SURABAYA l informasi-realita.net – Polrestabes Surabaya bersama jajaran Satreskrim berhasil mengungkap berbagai tindak pidana Curas (Pencurian dengan Kekerasan), Curat (Pencurian dengan Pemberatan), Curanmor (Pencurian Kendaraan Bermotor), serta kejahatan jalanan lainnya dalam konferensi pers yang dipimpin langsung oleh Kapolrestabes Surabaya didampingi Kasat Reskrim.
Dalam pengungkapan tersebut, polisi berhasil menangani 163 kasus yang terdiri dari berbagai tindak pidana 3C dan aksi kriminal jalanan.
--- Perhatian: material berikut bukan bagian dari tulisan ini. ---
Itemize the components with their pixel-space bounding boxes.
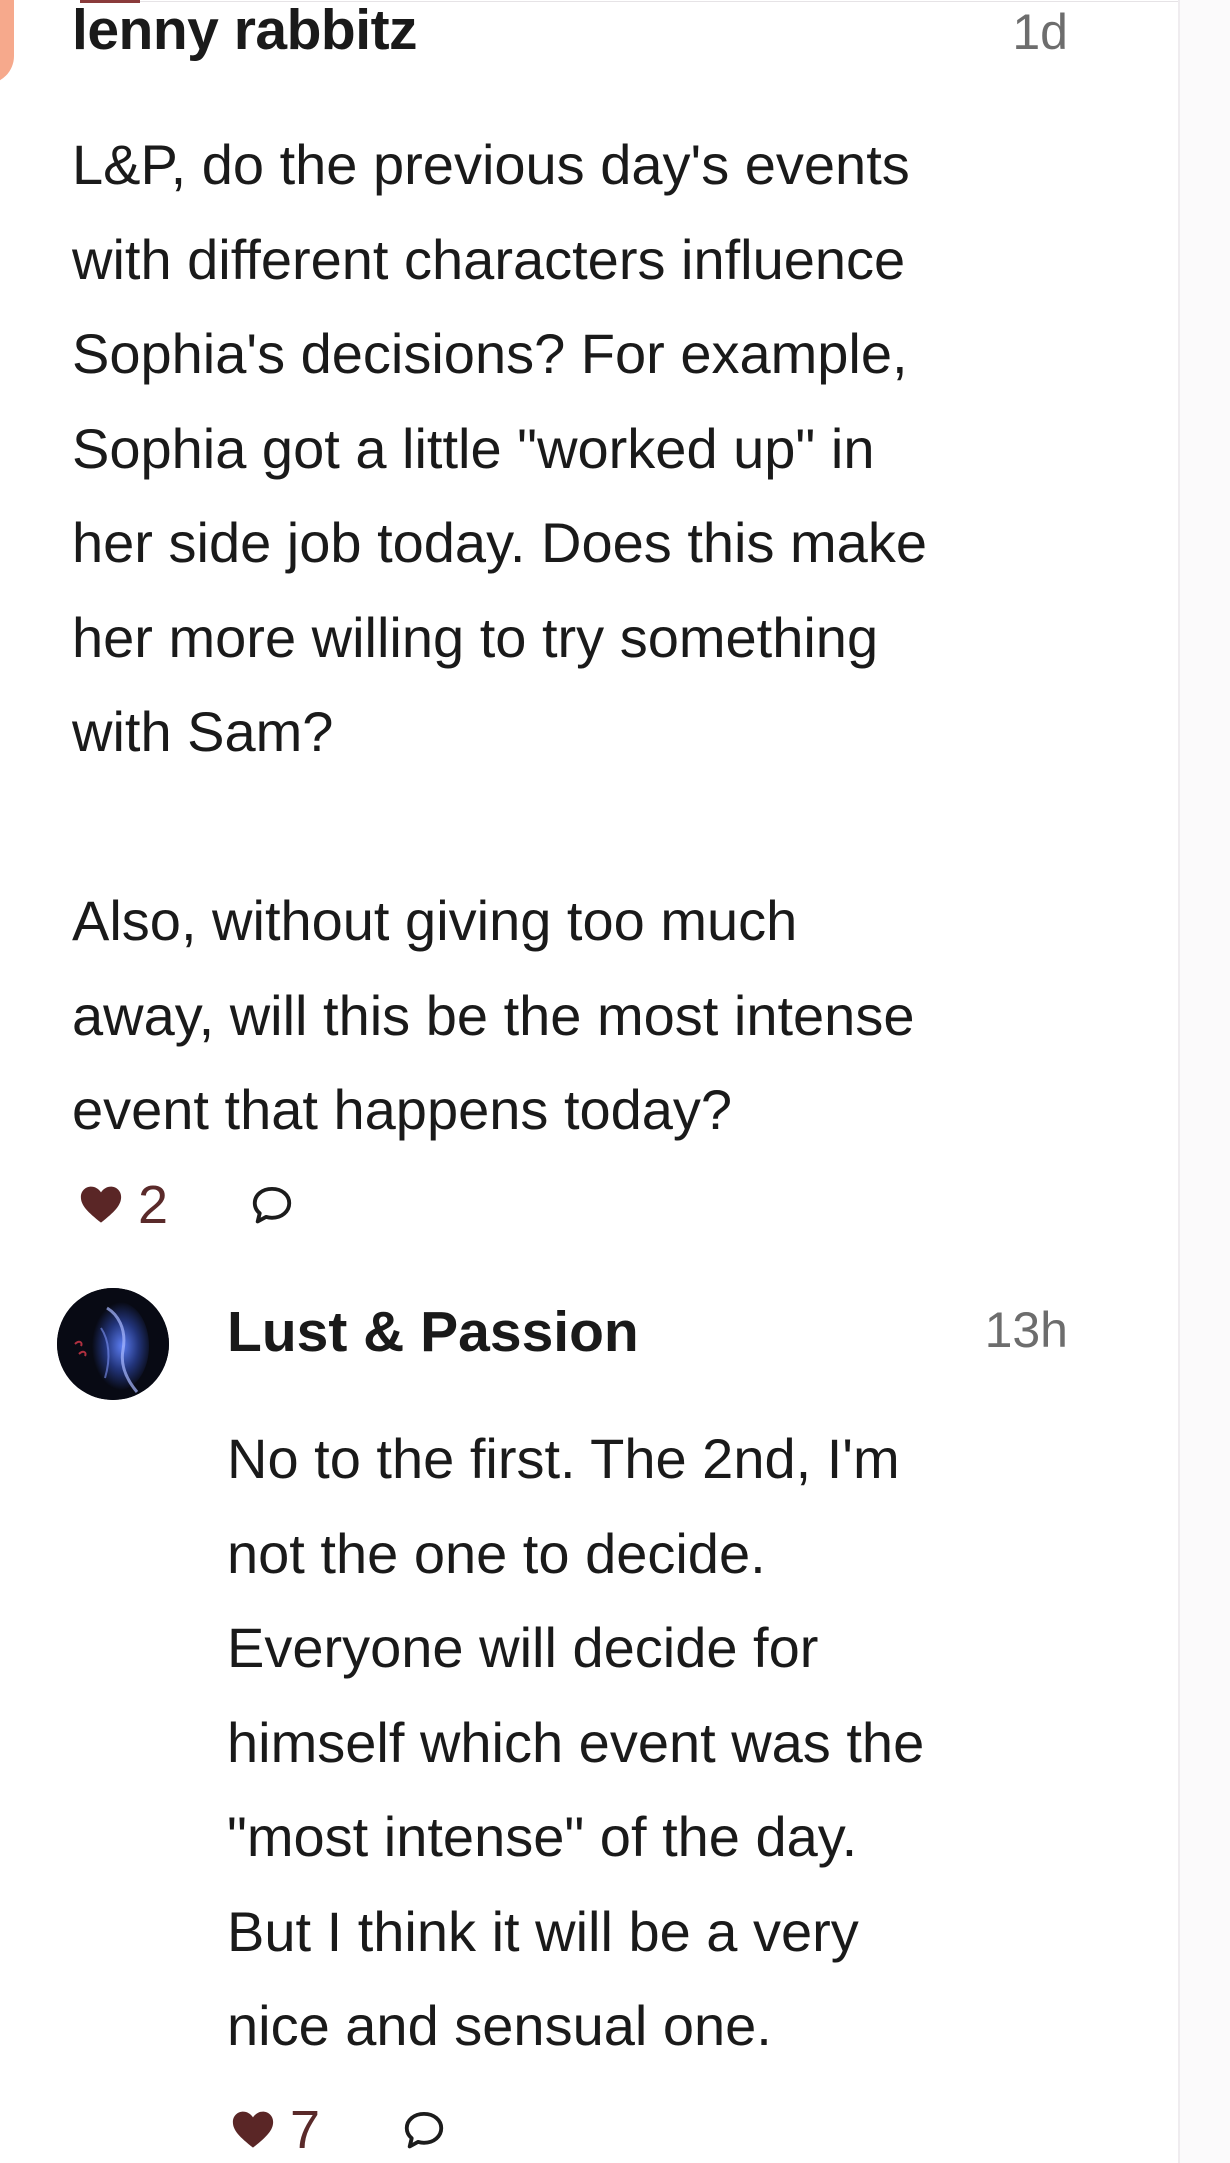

Dari jumlah tersebut, terdapat 15 kasus pencurian dengan kekerasan (curas) dan 70 kasus pencurian kendaraan bermotor (curanmor) yang berhasil diungkap.
Selain itu, petugas juga mengamankan 192 orang pelaku yang terlibat dalam berbagai tindak kejahatan, termasuk pelaku curanmor, pencurian dengan kekerasan, penadah barang hasil kejahatan, hingga kelompok gangster yang meresahkan masyarakat.
Polisi turut menyita 89 unit kendaraan roda dua yang diduga merupakan hasil tindak pidana maupun barang bukti dalam sejumlah kasus yang berhasil diungkap.
Aksi Gangster dan Pengeroyokan Dalam kesempatan tersebut, Polrestabes Surabaya juga mengungkap kasus kejahatan jalanan yang terjadi pada Minggu lalu dan beberapa aksi pengeroyokan yang sempat viral di masyarakat.
Salah satu kasus terjadi pada 1 Mei ketika sekelompok pelaku yang diduga anggota gangster berkumpul di kawasan Jembatan Merah Plaza (JMP) sebelum bergerak menuju lokasi kejadian. Para pelaku melakukan penyerangan terhadap kelompok pedagang dengan menggunakan batu dan knalpot sebagai alat untuk melakukan penganiayaan.
Akibat kejadian tersebut, dua orang menjadi korban dan mengalami luka-luka. Polisi telah mengamankan sejumlah pelaku, namun masih terdapat beberapa orang yang masuk dalam Daftar Pencarian Orang (DPO) dan saat ini masih dalam pengejaran oleh Satreskrim Polrestabes Surabaya.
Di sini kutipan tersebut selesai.